_OPEN_PACKET structure

OSR_Community_User · September 5, 2010, 9:11am

Hi all,

I have noticed a structure named _OPEN_PACKET in some code snippets (and of course in ReactOS source). I have seen it being used in IoXxx and ObXxx routines (passed as “Context” argument). However, I couldn’t find it in WinDbg (dt nt!_OPEN_PACKET). Does anybody know more about this struct?

OSR_Community_User · September 5, 2010, 9:15am

By the way, I saw this thread at Sysinternals:
http://forum.sysinternals.com/open-packet_topic20048_post106251.html

However, I am not sure how to get OS specific _OPEN_PACKET definition using WinDbg or any other tool!

Doron_Holan · September 5, 2010, 9:34am

It is undocumented. It is not in the public type information. What do you need to know?

d

-----Original Message-----
From: xxxxx@lists.osr.com [mailto:xxxxx@lists.osr.com] On Behalf Of xxxxx@rocketmail.com
Sent: Sunday, September 05, 2010 9:14 AM
To: Windows System Software Devs Interest List
Subject: RE:[ntdev] _OPEN_PACKET structure

By the way, I saw this thread at Sysinternals:
http://forum.sysinternals.com/open-packet_topic20048_post106251.html

However, I am not sure how to get OS specific _OPEN_PACKET definition using WinDbg or any other tool!

NTDEV is sponsored by OSR

For our schedule of WDF, WDM, debugging and other seminars visit:
http://www.osr.com/seminars

To unsubscribe, visit the List Server section of OSR Online at http://www.osronline.com/page.cfm?name=ListServer

Maxim_S_Shatskih · September 5, 2010, 9:34am

Undocumented structure used in file open path.

–
Maxim S. Shatskih
Windows DDK MVP
xxxxx@storagecraft.com
http://www.storagecraft.com

wrote in message news:xxxxx@ntdev…
> Hi all,
>
> I have noticed a structure named _OPEN_PACKET in some code snippets (and of course in ReactOS source). I have seen it being used in IoXxx and ObXxx routines (passed as “Context” argument). However, I couldn’t find it in WinDbg (dt nt!_OPEN_PACKET). Does anybody know more about this struct?
>

OSR_Community_User · September 5, 2010, 11:52am

Thanks! Hmmm, if it’s not included in public symobls, is there any way to know structure definition?
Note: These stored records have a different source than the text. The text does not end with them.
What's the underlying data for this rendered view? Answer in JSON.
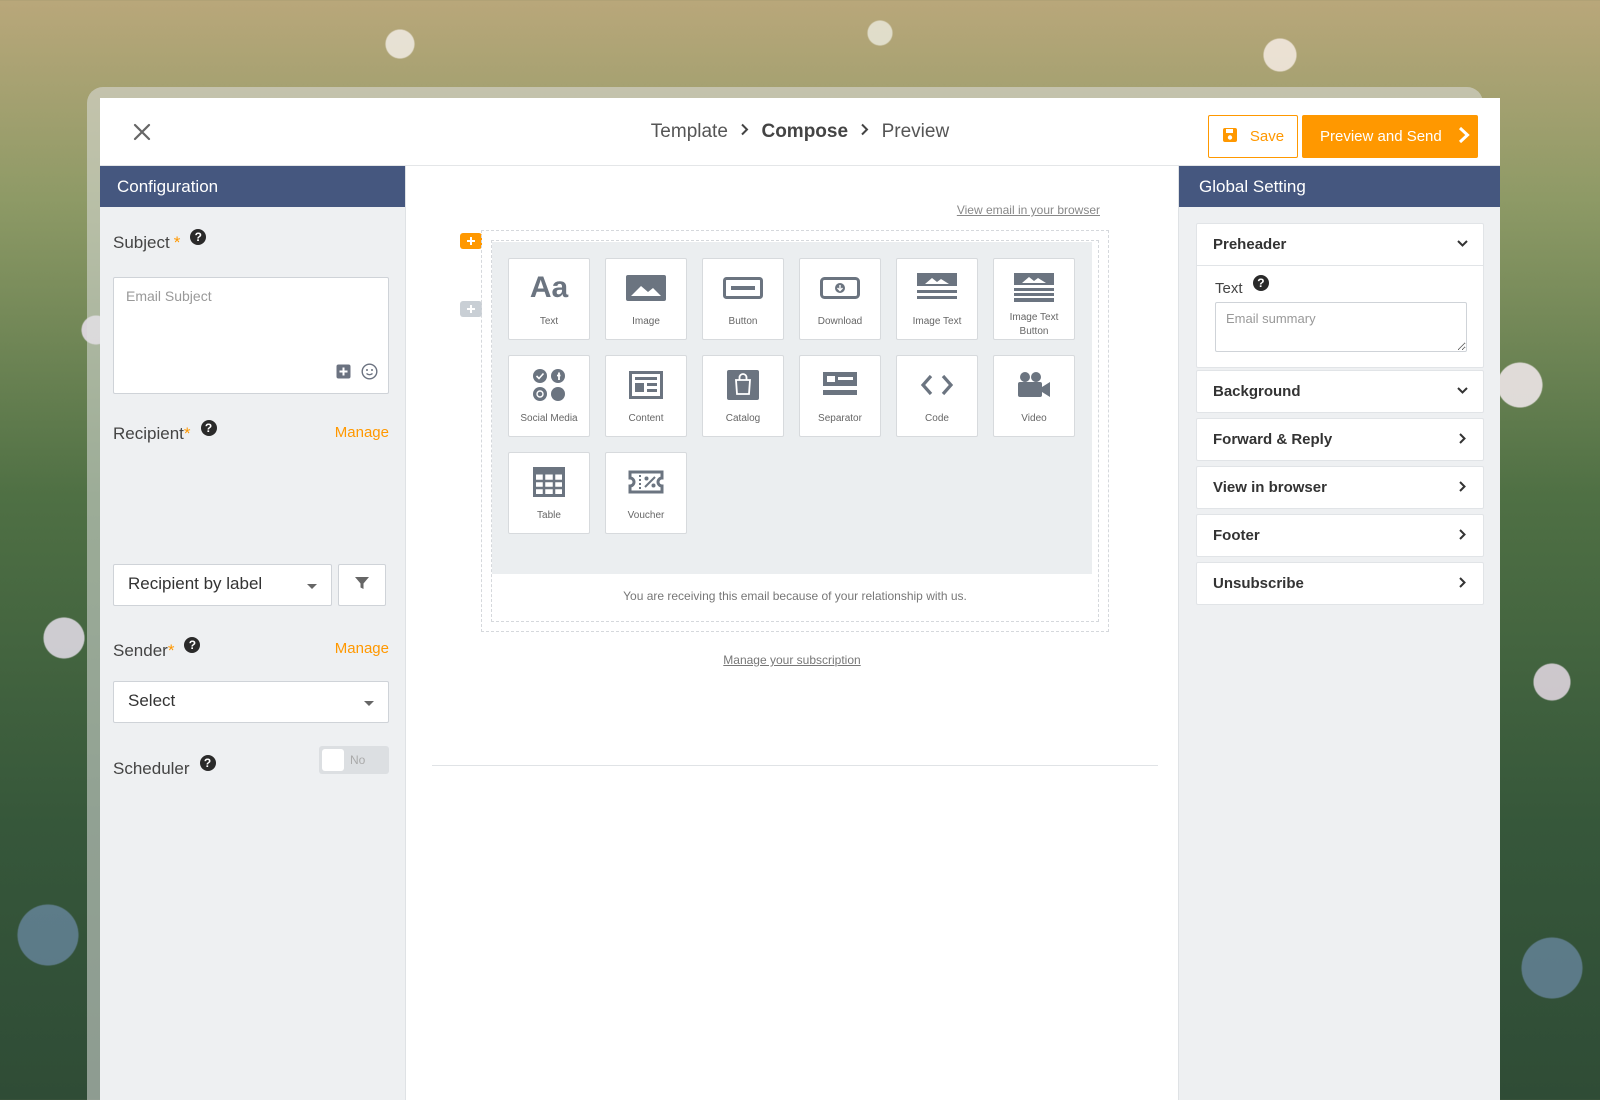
{
  "header": {
    "breadcrumb": [
      {
        "label": "Template"
      },
      {
        "label": "Compose"
      },
      {
        "label": "Preview"
      }
    ],
    "save_label": "Save",
    "send_label": "Preview and Send",
    "accent_color": "#ff9800"
  },
  "left": {
    "title": "Configuration",
    "subject_label": "Subject",
    "subject_required": "*",
    "subject_placeholder": "Email Subject",
    "recipient_label": "Recipient",
    "recipient_required": "*",
    "recipient_manage": "Manage",
    "recipient_value": "Recipient by label",
    "sender_label": "Sender",
    "sender_required": "*",
    "sender_manage": "Manage",
    "sender_value": "Select",
    "scheduler_label": "Scheduler",
    "scheduler_toggle": "No",
    "help_glyph": "?",
    "header_color": "#45577f"
  },
  "center": {
    "view_in_browser": "View email in your browser",
    "blocks": [
      {
        "label": "Text",
        "icon": "text-icon"
      },
      {
        "label": "Image",
        "icon": "image-icon"
      },
      {
        "label": "Button",
        "icon": "button-icon"
      },
      {
        "label": "Download",
        "icon": "download-icon"
      },
      {
        "label": "Image Text",
        "icon": "image-text-icon"
      },
      {
        "label": "Image Text Button",
        "icon": "image-text-button-icon"
      },
      {
        "label": "Social Media",
        "icon": "social-media-icon"
      },
      {
        "label": "Content",
        "icon": "content-icon"
      },
      {
        "label": "Catalog",
        "icon": "catalog-icon"
      },
      {
        "label": "Separator",
        "icon": "separator-icon"
      },
      {
        "label": "Code",
        "icon": "code-icon"
      },
      {
        "label": "Video",
        "icon": "video-icon"
      },
      {
        "label": "Table",
        "icon": "table-icon"
      },
      {
        "label": "Voucher",
        "icon": "voucher-icon"
      }
    ],
    "receiving_text": "You are receiving this email because of your relationship with us.",
    "manage_subscription": "Manage your subscription",
    "text_block_glyph": "Aa"
  },
  "right": {
    "title": "Global Setting",
    "sections": [
      {
        "label": "Preheader",
        "state": "expanded"
      },
      {
        "label": "Background",
        "state": "collapsed"
      },
      {
        "label": "Forward & Reply",
        "state": "collapsed"
      },
      {
        "label": "View in browser",
        "state": "collapsed"
      },
      {
        "label": "Footer",
        "state": "collapsed"
      },
      {
        "label": "Unsubscribe",
        "state": "collapsed"
      }
    ],
    "preheader_text_label": "Text",
    "preheader_placeholder": "Email summary"
  }
}
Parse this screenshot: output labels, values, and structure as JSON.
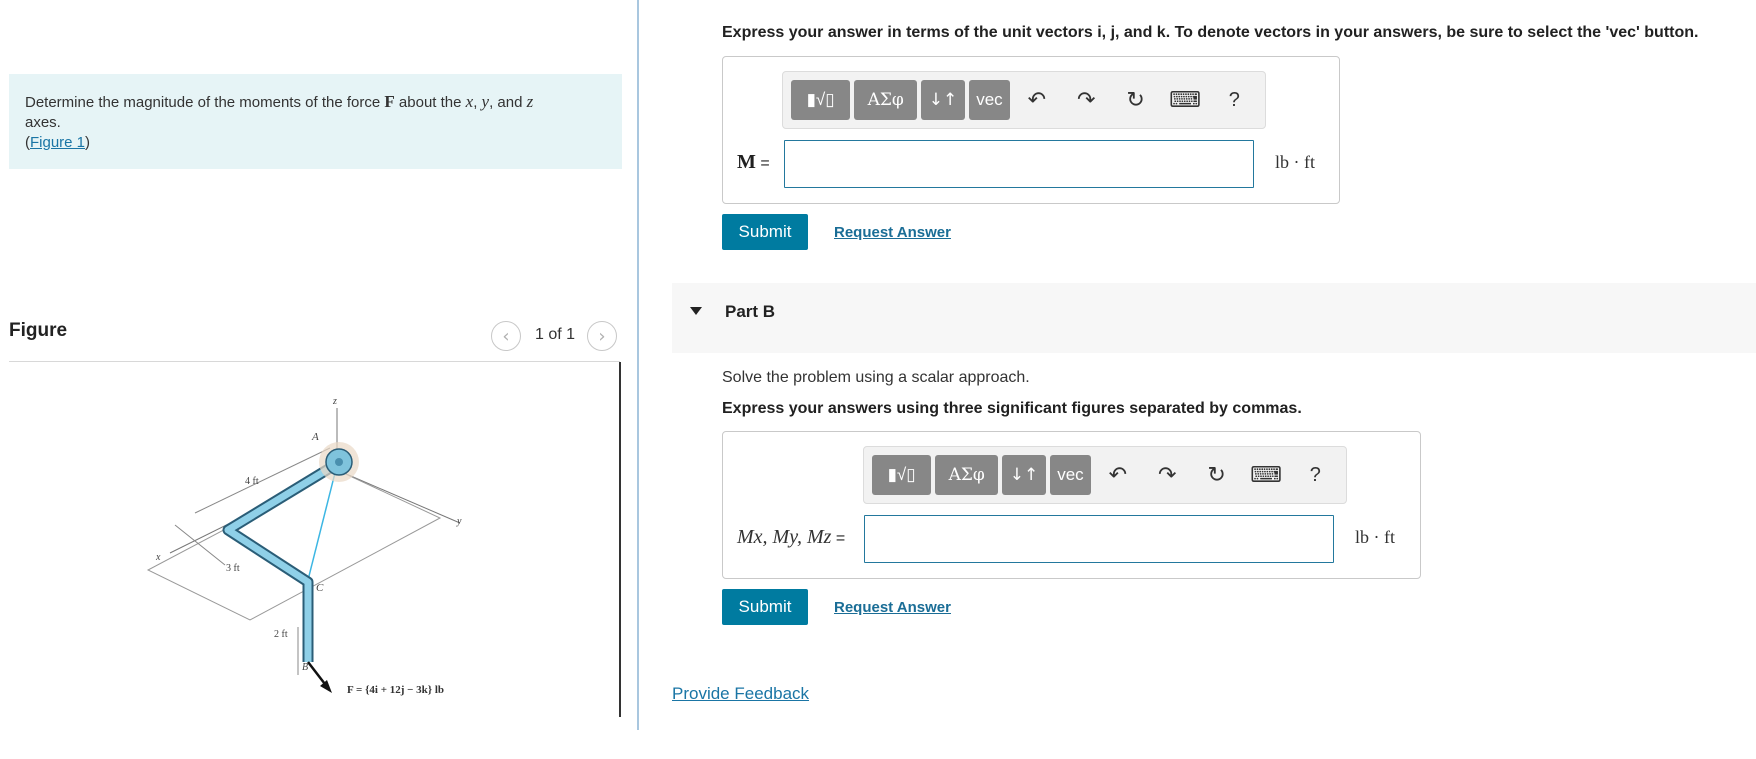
{
  "problem": {
    "text_before": "Determine the magnitude of the moments of the force ",
    "force_symbol": "F",
    "text_mid": " about the ",
    "axis_x": "x",
    "comma1": ", ",
    "axis_y": "y",
    "text_and": ", and ",
    "axis_z": "z",
    "text_axes": "axes.",
    "paren_open": "(",
    "figure_link": "Figure 1",
    "paren_close": ")"
  },
  "figure_panel": {
    "heading": "Figure",
    "count": "1 of 1",
    "prev_glyph": "‹",
    "next_glyph": "›",
    "labels": {
      "z": "z",
      "x": "x",
      "y": "y",
      "A": "A",
      "C": "C",
      "B": "B",
      "d4": "4 ft",
      "d3": "3 ft",
      "d2": "2 ft",
      "force": "F = {4i + 12j − 3k} lb"
    }
  },
  "part_a": {
    "instruction": "Express your answer in terms of the unit vectors i, j, and k. To denote vectors in your answers, be sure to select the 'vec' button.",
    "label": "M",
    "equals": " =",
    "unit": "lb · ft",
    "input_value": "",
    "submit_label": "Submit",
    "request_label": "Request Answer"
  },
  "toolbar": {
    "templates_glyph": "▮√▯",
    "greek_label": "ΑΣφ",
    "arrows_label": "↓↑",
    "vec_label": "vec",
    "undo_glyph": "↶",
    "redo_glyph": "↷",
    "reset_glyph": "↻",
    "keyboard_glyph": "⌨",
    "help_glyph": "?"
  },
  "part_b": {
    "title": "Part B",
    "desc": "Solve the problem using a scalar approach.",
    "instruction": "Express your answers using three significant figures separated by commas.",
    "label": "Mx, My, Mz",
    "equals": " =",
    "unit": "lb · ft",
    "input_value": "",
    "submit_label": "Submit",
    "request_label": "Request Answer"
  },
  "feedback": {
    "label": "Provide Feedback"
  },
  "colors": {
    "accent": "#007ba0",
    "link": "#1a75a5",
    "problem_bg": "#e6f4f6",
    "pipe": "#7fc3dc"
  }
}
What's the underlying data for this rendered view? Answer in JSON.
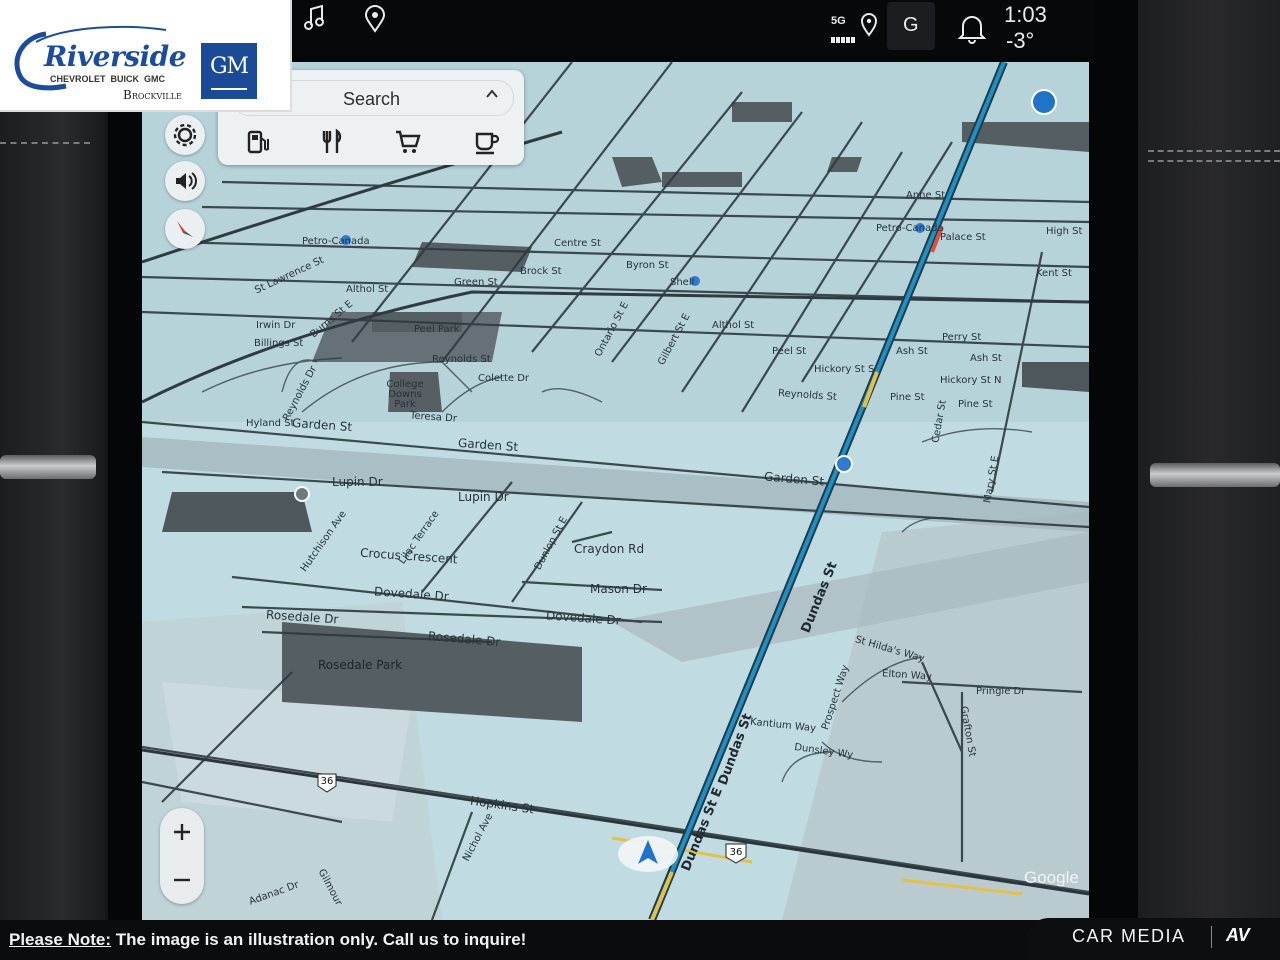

Doron_Holan · September 5, 2010, 11:54am

Why?

d

dent from a phpne with no keynoard

-----Original Message-----
From: xxxxx@rocketmail.com
Sent: September 05, 2010 11:53 AM
To: Windows System Software Devs Interest List
Subject: RE:[ntdev] _OPEN_PACKET structure

Thanks! Hmmm, if it’s not included in public symobls, is there any way to know structure definition?

—
NTDEV is sponsored by OSR

For our schedule of WDF, WDM, debugging and other seminars visit:
http://www.osr.com/seminars

To unsubscribe, visit the List Server section of OSR Online at http://www.osronline.com/page.cfm?name=ListServer

OSR_Community_User · September 6, 2010, 10:56am

Well, I was checking a dump from one of my client’s system, where a driver (might be TDSS, not sure) that hooked IofCallDriver had crashed. Was doing a backtrace and just wanted to what does “Context” argument (_OPEN_PACKET) mean. So, I was wondering how to get symbols for this struct.

Thanks,

Maxim_S_Shatskih · September 6, 2010, 11:16am

> Well, I was checking a dump from one of my client’s system, where a driver (might be TDSS, not

sure) that hooked IofCallDriver had crashed.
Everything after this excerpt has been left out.